2021-01-06address: pairs: new helper for JMAP (and maybe lei)
Per JMAP RFC 8621 sec 4.1.2.3, we should be able to denote the lack of a phrase/comment corresponding to an email address with a JSON "null" (or Perl `undef'). [ { "name": "James Smythe", "email": "james@example.com" }, { "name": null, "email": "jane@example.com" }, { "name": "John Smith", "email": "john@example.com" } ] The new "pairs" method just returns a 2 dimensional array and the consumer will fill in the field names if necessary (or not). lei(1) may use the two dimensional array as-is for JSON output.
2021-01-06lei: use client env as-is, drop daemon-env command
There may be subtle misbehaviours when mixing the existing daemon env and the client-supplied env.

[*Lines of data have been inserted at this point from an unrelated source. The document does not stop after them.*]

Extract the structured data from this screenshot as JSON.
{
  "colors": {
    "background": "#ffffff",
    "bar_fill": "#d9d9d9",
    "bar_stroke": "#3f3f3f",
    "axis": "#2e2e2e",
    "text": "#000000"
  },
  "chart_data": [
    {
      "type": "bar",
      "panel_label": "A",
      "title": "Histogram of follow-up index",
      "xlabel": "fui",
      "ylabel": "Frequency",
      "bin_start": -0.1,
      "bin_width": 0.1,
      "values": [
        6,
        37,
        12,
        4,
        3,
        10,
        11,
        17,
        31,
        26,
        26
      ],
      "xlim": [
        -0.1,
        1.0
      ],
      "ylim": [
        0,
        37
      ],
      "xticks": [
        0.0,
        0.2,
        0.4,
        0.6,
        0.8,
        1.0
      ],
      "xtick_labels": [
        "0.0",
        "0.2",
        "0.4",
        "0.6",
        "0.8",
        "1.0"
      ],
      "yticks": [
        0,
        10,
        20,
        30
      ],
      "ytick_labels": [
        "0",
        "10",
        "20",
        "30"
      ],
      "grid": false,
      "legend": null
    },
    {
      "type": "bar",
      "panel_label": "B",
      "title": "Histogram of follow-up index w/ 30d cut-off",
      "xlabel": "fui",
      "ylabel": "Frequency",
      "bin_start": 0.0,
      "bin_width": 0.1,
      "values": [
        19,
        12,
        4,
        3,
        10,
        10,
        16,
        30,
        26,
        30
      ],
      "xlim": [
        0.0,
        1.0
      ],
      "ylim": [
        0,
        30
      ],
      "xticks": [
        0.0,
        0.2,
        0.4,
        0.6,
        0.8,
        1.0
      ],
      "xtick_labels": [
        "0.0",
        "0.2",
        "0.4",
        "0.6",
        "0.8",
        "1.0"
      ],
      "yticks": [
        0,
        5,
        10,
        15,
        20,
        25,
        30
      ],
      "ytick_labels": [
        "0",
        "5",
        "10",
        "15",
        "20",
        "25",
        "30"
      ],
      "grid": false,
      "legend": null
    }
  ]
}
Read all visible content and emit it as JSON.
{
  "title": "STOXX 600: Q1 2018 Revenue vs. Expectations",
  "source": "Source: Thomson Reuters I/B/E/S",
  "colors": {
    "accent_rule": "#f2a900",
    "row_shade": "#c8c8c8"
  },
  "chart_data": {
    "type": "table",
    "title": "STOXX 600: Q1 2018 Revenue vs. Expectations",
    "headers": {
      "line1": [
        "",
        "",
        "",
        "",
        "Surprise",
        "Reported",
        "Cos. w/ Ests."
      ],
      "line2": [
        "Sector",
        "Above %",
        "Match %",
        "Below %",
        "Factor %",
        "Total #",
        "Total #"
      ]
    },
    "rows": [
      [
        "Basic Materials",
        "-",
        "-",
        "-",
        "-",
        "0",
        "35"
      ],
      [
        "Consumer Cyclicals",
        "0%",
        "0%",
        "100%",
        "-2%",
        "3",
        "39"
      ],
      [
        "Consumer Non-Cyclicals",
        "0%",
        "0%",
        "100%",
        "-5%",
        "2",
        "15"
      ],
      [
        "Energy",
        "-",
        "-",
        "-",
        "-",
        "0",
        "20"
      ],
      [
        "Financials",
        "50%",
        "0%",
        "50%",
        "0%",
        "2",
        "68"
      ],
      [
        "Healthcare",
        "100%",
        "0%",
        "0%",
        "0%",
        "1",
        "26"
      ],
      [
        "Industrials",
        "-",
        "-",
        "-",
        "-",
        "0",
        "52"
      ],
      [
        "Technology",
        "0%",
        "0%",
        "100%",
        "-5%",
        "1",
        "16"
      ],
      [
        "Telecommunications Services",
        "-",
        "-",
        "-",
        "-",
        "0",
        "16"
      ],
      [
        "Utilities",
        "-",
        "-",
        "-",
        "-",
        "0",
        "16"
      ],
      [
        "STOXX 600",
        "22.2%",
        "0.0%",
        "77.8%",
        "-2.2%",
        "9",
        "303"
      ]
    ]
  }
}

Just do the simplest thing and use the client env as-is. We'll also start the ->event_step callback since we'll need to remember some things for long-lived commands.
2021-01-06lei: automatic pager support
Just like git, we'll start a pager when outputting to a terminal for user-friendliness when reading many messages.
2021-01-05imap: fix uninitialized var on MSN search miss
It seems only triggered by bots trying to steal information.
2021-01-04lei: improve idempotent "init" error message
Showing "leistore.dir= already initialized" because $cur is undefined isn't useful.
2021-01-04lei: fix opt_dash to pass non-dash args to @argv
The special "<>" handling in Getopt::Long actually invokes the callback for every single command-line arg, not just those prefixed by "-". This will let us pass arbitrary non-dashed words for search queries so users can type queries naturally without quoting (unless they want phrase search).
2021-01-04lei: prefer IO::FDPass over our Inline::C recv_3fds
While our recv_3fds() implementation is more efficient syscall-wise, loading Inline takes nearly 50ms on my machine even after Inline::C memoizes the build. The current ~20ms in the fast path is barely acceptable to me, and 50ms would be unusable. Eventually, script/lei may invoke tcc(1) or cc(1) directly in the fast path, but it needs @INC for the slow path, at least. We'll encode the number of FDs into the socket name allow parallel installations, for now.